Submitted to: Poultry Science Association Meeting Abstract
Publication Type: Abstract Only
Publication Acceptance Date: February 12, 2003
Publication Date: June 1, 2003
Citation: Rosebrough, R.W., Richards, M.P., McMurtry, J.P. 2003. Methimzole, thyroid hormone replacement and lipogenic enzyme gene expression in broilers [abstract]. Poultry Science. v. 82(Suppl 1):77.

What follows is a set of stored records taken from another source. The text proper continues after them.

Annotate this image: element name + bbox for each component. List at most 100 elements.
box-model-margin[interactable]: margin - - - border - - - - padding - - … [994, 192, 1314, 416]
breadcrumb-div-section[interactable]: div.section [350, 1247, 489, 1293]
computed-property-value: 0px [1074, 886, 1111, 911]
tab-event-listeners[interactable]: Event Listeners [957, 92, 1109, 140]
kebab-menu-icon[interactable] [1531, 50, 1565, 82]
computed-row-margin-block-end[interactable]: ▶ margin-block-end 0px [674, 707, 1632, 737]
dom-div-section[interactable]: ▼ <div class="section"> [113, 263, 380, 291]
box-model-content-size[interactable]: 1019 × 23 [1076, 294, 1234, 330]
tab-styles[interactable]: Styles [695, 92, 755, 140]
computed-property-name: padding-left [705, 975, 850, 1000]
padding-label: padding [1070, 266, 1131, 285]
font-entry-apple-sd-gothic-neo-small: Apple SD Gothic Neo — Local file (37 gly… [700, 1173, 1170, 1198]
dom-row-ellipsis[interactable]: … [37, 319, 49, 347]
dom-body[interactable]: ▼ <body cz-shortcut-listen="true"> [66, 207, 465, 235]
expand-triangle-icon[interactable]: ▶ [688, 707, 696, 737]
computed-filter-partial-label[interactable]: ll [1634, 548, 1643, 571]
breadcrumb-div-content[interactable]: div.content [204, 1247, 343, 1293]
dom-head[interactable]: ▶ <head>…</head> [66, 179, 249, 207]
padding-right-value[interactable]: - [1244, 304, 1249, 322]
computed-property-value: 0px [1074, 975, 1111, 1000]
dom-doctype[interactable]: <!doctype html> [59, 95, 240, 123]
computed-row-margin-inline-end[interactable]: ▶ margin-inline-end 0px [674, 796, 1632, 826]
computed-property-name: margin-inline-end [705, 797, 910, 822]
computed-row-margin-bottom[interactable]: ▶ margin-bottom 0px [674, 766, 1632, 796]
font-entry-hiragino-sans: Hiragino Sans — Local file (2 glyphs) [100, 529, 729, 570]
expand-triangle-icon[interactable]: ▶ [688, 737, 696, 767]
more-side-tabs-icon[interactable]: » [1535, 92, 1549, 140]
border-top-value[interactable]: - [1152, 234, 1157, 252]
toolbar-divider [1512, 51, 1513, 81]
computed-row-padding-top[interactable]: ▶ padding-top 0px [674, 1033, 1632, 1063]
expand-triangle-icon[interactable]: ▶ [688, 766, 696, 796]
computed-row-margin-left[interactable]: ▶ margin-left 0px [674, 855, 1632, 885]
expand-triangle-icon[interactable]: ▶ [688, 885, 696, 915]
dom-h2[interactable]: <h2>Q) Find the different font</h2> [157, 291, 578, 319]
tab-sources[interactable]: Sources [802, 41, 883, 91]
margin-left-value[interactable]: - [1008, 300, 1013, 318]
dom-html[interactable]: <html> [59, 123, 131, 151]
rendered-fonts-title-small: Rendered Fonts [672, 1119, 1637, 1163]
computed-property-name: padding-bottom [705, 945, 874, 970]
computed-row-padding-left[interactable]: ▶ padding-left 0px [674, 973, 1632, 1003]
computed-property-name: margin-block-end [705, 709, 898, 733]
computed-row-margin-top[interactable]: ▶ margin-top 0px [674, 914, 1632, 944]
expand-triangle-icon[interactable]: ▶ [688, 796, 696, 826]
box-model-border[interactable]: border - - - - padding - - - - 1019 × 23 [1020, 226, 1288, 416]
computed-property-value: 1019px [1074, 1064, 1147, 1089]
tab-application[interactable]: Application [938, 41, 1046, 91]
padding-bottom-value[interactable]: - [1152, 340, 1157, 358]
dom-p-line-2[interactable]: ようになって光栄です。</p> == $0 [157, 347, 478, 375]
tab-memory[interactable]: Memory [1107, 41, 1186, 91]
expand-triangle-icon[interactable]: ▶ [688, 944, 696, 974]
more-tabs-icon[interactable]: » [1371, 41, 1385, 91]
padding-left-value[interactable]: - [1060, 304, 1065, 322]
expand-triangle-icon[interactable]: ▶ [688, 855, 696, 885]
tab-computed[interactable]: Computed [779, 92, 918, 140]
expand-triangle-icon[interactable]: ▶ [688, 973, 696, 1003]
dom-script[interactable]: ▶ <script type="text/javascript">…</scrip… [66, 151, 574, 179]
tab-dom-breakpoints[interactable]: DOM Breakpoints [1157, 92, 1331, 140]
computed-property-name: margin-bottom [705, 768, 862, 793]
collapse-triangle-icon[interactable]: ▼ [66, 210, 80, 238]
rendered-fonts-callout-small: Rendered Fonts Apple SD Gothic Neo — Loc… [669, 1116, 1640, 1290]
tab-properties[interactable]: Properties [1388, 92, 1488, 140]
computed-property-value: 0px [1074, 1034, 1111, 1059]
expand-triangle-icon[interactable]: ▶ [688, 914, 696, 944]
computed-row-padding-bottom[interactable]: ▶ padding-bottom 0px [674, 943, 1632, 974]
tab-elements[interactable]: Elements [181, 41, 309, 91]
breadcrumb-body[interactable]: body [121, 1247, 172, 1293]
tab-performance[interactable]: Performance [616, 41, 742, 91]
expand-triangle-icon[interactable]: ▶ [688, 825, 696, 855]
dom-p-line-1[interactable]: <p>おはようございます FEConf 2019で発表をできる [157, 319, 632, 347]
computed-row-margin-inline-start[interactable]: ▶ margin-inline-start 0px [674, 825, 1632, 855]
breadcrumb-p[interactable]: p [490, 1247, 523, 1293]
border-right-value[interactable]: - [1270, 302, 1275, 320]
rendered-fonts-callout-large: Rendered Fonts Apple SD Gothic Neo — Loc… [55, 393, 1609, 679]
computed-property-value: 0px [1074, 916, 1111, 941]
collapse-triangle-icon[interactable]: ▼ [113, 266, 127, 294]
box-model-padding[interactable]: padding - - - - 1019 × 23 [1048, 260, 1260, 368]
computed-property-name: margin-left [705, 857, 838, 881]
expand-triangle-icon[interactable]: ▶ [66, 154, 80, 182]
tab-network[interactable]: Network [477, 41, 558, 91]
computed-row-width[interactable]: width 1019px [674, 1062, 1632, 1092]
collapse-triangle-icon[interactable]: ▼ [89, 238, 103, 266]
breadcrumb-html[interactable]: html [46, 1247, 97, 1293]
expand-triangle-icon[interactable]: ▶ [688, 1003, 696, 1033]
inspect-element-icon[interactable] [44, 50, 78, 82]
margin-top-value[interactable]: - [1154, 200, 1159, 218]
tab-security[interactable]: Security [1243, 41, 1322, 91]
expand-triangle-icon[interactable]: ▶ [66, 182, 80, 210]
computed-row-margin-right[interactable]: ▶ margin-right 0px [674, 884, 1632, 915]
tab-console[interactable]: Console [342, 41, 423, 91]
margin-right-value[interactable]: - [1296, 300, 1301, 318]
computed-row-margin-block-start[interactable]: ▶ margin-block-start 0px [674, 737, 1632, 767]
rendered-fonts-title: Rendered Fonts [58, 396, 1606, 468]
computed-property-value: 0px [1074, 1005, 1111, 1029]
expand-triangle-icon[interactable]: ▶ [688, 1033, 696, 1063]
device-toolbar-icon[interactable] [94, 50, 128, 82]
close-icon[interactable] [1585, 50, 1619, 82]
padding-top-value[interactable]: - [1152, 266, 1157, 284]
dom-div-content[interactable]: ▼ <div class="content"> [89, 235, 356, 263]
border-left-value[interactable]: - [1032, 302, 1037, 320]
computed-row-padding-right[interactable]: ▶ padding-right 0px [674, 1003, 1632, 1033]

The purpose of this experiment was to determine the possible relationship between certain indices of lipid metabolism and specific gene expression in chickens fed methimazole to produce a kind of artificial hypothyroidism. Male, broiler chickens growing from 7 to 28 days of age were fed diets containing 18% crude protein and either 0 or 1 g methimazole per kg of diet. At 28 days, these two groups were further subdivided into groups receiving 18% crude protein diets containing either 0 or 1 mg triiodothyronine (T3) per kg. Birds were sampled from at 28, 80 and 33 days. Measurements taken included in vitro lipogenesis (IVL), malic enzyme (ME) activity the expression of the genes for ME, fatty acid synthase (FAS) and acetyl coenzyme carboxylase (ACC). Hypothyroidism decreased IVL and ME at 28 d of age; however, T3 supplementation for 2 d restored both IVL and ME. Paradoxically, continuing T3 replenishment for an additional 3d decreased IVL without affecting ME activity. In contrast, supplemental T3 decreased IVL in euthyroid birds, regardless of the dosing interval, but had no effect on ME activity. Methimazole decreased plasma T3, T4, and uric acid. Although methimazole decreased ME gene expression, there was only a transitory relationship between enzyme activity and gene expression when plasma T3 was replenished with exogenous T3. These data may help to explain some of the apparent reported dichotomies in lipid metabolism elicited by changes in the thyroid state of animals. In addition, most metabolic changes in response to feeding T3 occurred within 2 to 5 d, suggesting that changes in intermediary metabolism preceded morphological changes. In conclusion, the thyroid state of the animal will determine responses to exogenous T3.